Dans la plupart des cas, les agences de renseignements considèrent les personnes qui se présentent sans rendez-vous comme des sources peu fiables, car elles pourraient servir de porte-parole infiltré par leur gouvernement afin de n’introduire que de fausses informations afin de désorienter un service.

Cependant, il semble que les responsables de la branche iranienne des services de renseignements à Istanbul aient estimé, de façon correcte, qu’ils n’avaient rien à perdre et ils ont écouté ce que cet homme avait à dire. En fin de compte, les dégâts causés par cet homme à Israël sont restésminimes.

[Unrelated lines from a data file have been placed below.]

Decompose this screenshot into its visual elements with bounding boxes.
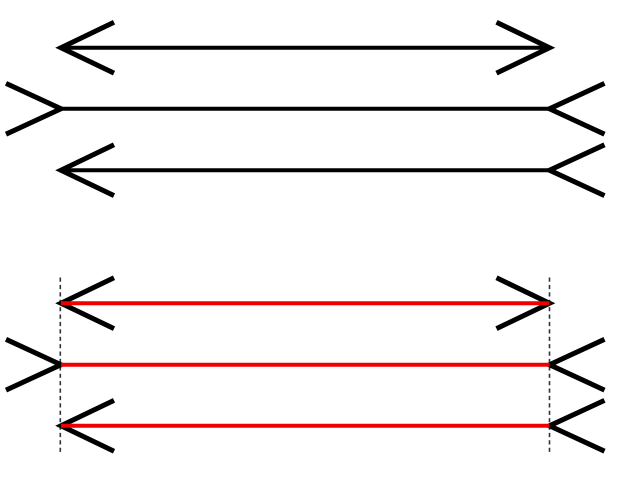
line 6 shaft (red, drawn over fins) [61, 424, 550, 428]
line 5 shaft (red, drawn over tail fins) [61, 363, 550, 367]
line 4 right arrowhead [497, 278, 550, 329]
line 2 shaft (black, tail fins at both ends) [61, 107, 550, 111]
line 2 left tail fins [6, 83, 61, 134]
line 5 right tail fins [550, 339, 605, 390]
line 1 shaft (black, arrowheads at both ends) [61, 46, 550, 50]
line 1 right arrowhead [497, 22, 550, 73]
line 3 shaft (black, left arrowhead, right tail fins) [61, 168, 550, 172]
line 2 right tail fins [550, 83, 605, 134]
line 3 left arrowhead [61, 145, 114, 196]
line 3 right tail fins [550, 145, 605, 196]
left dashed guide line [59, 278, 61, 453]
line 6 right tail fins [550, 400, 605, 451]
right dashed guide line [549, 278, 551, 453]
line 5 left tail fins [6, 339, 61, 390]
line 4 left arrowhead [61, 278, 114, 329]
line 4 shaft (red, drawn over arrowheads) [61, 301, 550, 305]
line 6 left arrowhead [61, 400, 114, 451]
line 1 left arrowhead [61, 22, 114, 73]
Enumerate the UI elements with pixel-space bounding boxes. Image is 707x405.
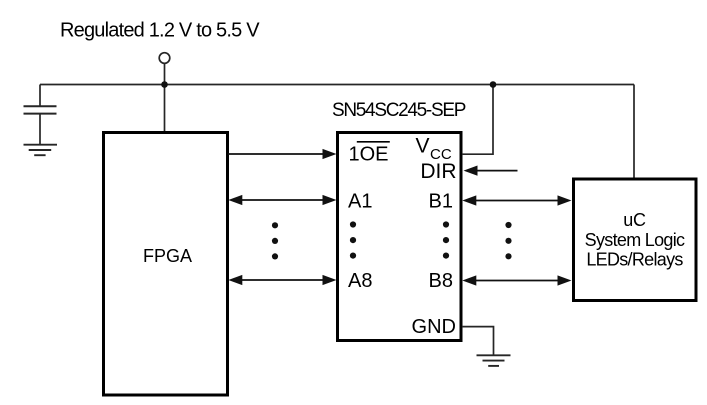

En 2013, le Shin Bet a lancé un avertissement sévère aux Juifs en visite en Iran, contre les activités du ministère des Renseignements iraniens au consulat de la République islamique d’Istanbul. L’agence israélienne a découvert que les Iraniens utilisaient la dépendance des juifs persans qui avaient besoin de se fournir des visas pour les recruter comme agents.

Les dégâts dans cette affaire ont également été minimes, et les quelques cas exposés par le Shin Bet ne justifiaient pas un acte d’accusation, alors les suspects sont repartis avec juste un avertissement.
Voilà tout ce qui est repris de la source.